Other retinal conditions
Branch retinal vein occlusion
A Branch Retinal Vein Occlusion (BRVO) is a common retinal condition. It occurs when there is a blockage in one of the veins that drains blood from the retina. Depending on the location of the vein, this can result in complications such as retina haemorrhages, macular oedema, macular ischaemia and neovascularisation (new vessel growth).
If the blockage is in the periphery the patient may be asymptomatic. If the blocked vein causes central macular oedema (thickening of the retina) or macular ischaemia, patients usually present with blurred vision in that eye. Occasionally the new vessels may bleed causing floaters or complete loss of vision.
BRVOs usually occur at the point a vein and an artery cross and are commonly associated with hypertension, diabetes, smoking and high cholesterol. Other rarer associations include some forms of ocular inflammation and blood disorders.
Dr Cohn can diagnose a BRVO by examining the back of the eye and taking detailed retinal images. Occasionally a fluorescein angiogram is performed to identify new vessels and the areas of blockage.
If the blockage is away from the centre of the retina and there are no new vessels, patients can often be safely monitored.
If there is macular oedema affecting the vision, first line treatment involves intravitreal injections. This is where a drug such as an anti-vascular endothelial growth factor (VEGF) or a steroid is injected into the back of the eye. This is done in the doctor’s rooms with local anaesthetic. Anti-VEGF medications are special antibodies that blocks a substance called vascular endothelial growth factor that causes blood vessels to grow and leak fluid. There is a small chance of a complication with intravitreal injections such as an infection, cataract or retinal detachment, however these are very rare. Often multiple injections are required to stabilise the vision.
Dr Cohn will discuss the best treatment option for you.
There is no treatment for macular ischaemia.
If new vessels develop, scatter laser photocoagulation may be performed to reduce the risk of vitreous haemorrhage and other complications.
Central retinal vein occlusion
A Central Retinal Vein Occlusion (CRVO) occurs when the main vein that drains blood away from the retina becomes blocked. The severity varies but usually results in retinal haemorrhages, macular oedema, macular ischaemia and occasionally new blood vessel growth on the iris at the front of the eye.
Patients usually present with loss of vision in the affected eye. Occasionally the presentation is with a painful type of glaucoma called neovascular glaucoma.
CRVOs are associated with hypertension and other risk factors such as smoking, poorly controlled diabetes and high cholesterol. There are also rarer causes in younger people.
Dr Cohn can diagnose a CRVO by examining the back of the eye and taking detailed retinal images. Occasionally a fluorescein angiogram is performed to identify new vessels and the areas of blockage.

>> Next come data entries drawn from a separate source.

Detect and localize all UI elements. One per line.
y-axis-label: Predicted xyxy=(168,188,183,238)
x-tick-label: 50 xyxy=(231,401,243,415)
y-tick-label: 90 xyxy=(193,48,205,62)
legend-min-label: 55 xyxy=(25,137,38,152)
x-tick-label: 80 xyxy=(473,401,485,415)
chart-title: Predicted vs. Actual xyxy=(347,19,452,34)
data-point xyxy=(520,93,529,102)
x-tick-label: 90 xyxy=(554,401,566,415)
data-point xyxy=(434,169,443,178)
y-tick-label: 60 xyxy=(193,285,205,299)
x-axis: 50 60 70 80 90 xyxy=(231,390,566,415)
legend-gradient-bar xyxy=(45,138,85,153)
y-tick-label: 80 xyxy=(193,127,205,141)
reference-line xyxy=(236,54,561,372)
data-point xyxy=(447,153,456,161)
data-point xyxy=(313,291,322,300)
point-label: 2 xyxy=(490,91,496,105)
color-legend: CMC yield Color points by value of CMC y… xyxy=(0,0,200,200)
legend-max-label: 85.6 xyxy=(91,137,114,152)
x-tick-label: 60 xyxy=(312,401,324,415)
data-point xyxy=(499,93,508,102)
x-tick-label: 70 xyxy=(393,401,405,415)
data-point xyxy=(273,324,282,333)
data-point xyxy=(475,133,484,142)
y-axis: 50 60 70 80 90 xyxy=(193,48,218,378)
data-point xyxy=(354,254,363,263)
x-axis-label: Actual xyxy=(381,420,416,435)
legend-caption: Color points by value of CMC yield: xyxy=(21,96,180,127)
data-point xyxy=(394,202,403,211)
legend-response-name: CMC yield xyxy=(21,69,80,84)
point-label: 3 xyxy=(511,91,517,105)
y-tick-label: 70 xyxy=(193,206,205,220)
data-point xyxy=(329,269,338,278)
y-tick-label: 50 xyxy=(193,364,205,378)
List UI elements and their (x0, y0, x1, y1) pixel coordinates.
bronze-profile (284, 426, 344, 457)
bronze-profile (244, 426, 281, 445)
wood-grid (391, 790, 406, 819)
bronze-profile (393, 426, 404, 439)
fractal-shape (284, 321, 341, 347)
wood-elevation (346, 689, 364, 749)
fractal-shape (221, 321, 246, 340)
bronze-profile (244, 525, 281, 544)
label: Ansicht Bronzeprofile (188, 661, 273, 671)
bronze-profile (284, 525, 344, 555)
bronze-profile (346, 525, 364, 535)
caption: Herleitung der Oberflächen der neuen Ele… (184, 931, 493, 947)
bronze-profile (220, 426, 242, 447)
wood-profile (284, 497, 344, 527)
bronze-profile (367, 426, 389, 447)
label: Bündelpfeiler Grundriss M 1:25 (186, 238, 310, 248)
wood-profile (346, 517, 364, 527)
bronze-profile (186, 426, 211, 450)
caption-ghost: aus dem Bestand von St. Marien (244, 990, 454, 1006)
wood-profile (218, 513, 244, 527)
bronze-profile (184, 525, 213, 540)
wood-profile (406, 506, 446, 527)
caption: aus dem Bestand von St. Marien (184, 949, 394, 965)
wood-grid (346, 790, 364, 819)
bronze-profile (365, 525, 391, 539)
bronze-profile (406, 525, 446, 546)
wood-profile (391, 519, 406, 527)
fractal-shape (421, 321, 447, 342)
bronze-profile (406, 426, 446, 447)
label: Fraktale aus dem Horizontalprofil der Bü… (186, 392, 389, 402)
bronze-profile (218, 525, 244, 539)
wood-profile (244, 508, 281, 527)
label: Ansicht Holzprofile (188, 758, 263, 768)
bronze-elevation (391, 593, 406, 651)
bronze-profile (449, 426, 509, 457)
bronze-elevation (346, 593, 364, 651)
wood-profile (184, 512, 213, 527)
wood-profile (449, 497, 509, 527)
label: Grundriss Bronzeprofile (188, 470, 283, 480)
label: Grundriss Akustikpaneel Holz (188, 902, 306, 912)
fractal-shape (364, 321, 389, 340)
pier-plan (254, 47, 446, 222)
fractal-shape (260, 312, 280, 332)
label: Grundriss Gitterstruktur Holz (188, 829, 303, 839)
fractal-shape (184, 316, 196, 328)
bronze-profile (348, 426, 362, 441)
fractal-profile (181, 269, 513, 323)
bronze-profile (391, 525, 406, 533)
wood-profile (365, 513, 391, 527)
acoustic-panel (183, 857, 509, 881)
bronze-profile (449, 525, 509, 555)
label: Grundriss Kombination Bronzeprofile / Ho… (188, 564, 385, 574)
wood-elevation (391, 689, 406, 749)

Macular oedema in CRVOs is commonly treated with intravitreal injections of either anti-vascular endothelial growth factor (VEGF) medications or steroid. These are performed in Dr Cohn’s rooms with local anaesthetic and often need to be repeated to stabilise the vision.
There is no treatment for macular ischaemia.

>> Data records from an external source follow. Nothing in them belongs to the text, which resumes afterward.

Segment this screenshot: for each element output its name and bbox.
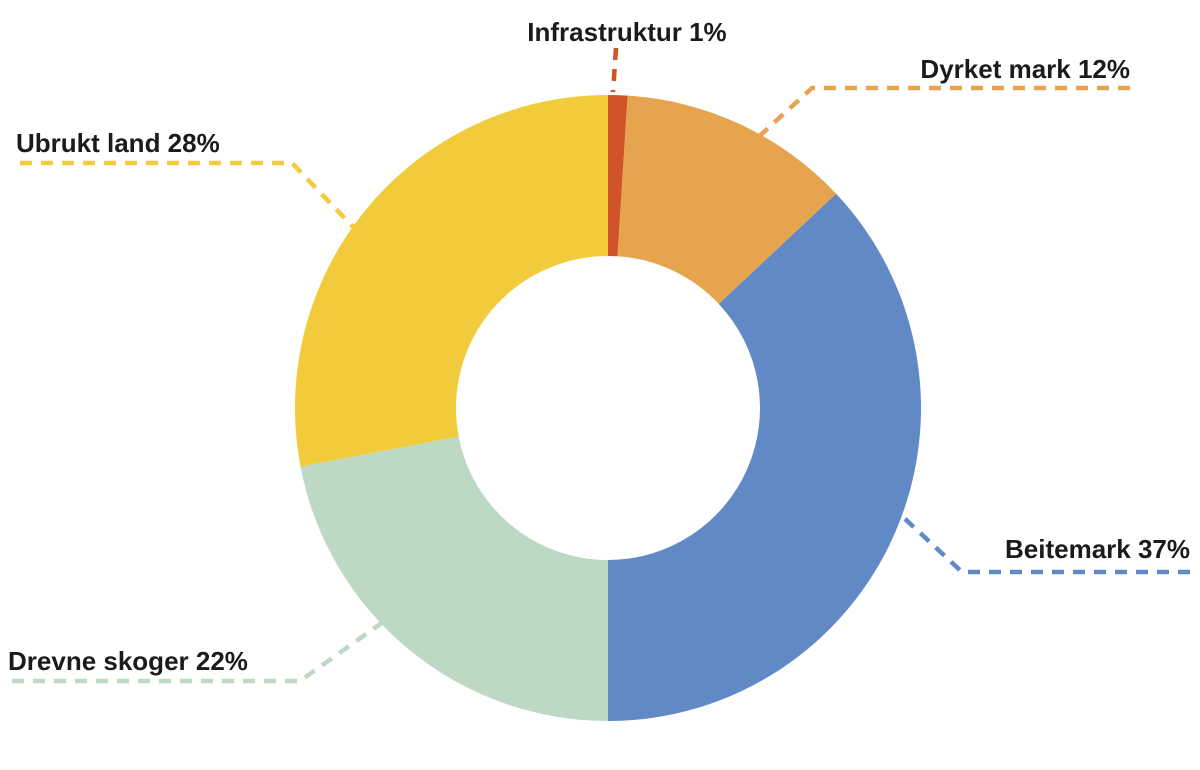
donut-slice-beitemark xyxy=(608,193,921,722)
callout-label-dyrket-mark: Dyrket mark 12% xyxy=(920,54,1130,84)
donut-slice-drevne-skoger xyxy=(300,436,608,721)
donut-slice-ubrukt-land xyxy=(294,95,608,467)
leader-line-ubrukt-land xyxy=(20,160,359,233)
leader-line-drevne-skoger xyxy=(12,620,385,684)
callout-leader-lines xyxy=(12,47,1190,684)
leader-line-beitemark xyxy=(901,515,1190,575)
callout-label-beitemark: Beitemark 37% xyxy=(1005,534,1190,564)
donut-slices xyxy=(294,95,921,722)
leader-line-dyrket-mark xyxy=(751,85,1130,144)
callout-labels: Infrastruktur 1% Dyrket mark 12% Beitemark… xyxy=(8,17,1190,676)
callout-label-ubrukt-land: Ubrukt land 28% xyxy=(16,128,220,158)
donut-slice-infrastruktur xyxy=(608,95,628,257)
leader-line-infrastruktur xyxy=(610,47,619,93)
callout-label-infrastruktur: Infrastruktur 1% xyxy=(527,17,726,47)
donut-slice-dyrket-mark xyxy=(617,95,837,304)
callout-label-drevne-skoger: Drevne skoger 22% xyxy=(8,646,248,676)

If new vessels are seen on the iris, urgent pan-retinal laser may be required to prevent neovascular glaucoma.
Central serous chorioretinopathy
Central Serous Chorioretinopathy (CSCR or CSR) is a common condition that usually affects young people between the ages of 20-50. It is more common in males.
Fluid accumulates underneath the retina and if this occurs at the central macular it results in blurred vision. Patients usually present with central distortion or blurred vision in one eye.
In most cases, a clear cause is never identified. However, stress and use of steroid medications are thought to be associated in certain cases.
Patients usually have a dilated retinal examination as well as tests such as Optical Coherence Tomography (OCT). Fluorescein angiography (FA) and Indocyanine Green (ICG) may also be used to investigate leakage and related retinal changes.
In most cases CSCR resolves spontaneously and no treatment is required. More than 90% of patients return to normal or near-normal vision within 3 to 4 months, although some may continue to notice reduced colour vision, night vision or distortion.
If fluid persists, treatment can be considered when there is no spontaneous improvement.
Laser photocoagulation may be used when a small area of leakage is identified away from the central macula, while photodynamic therapy (PDT) with Verteporfin may be used when the centre of the macula is involved.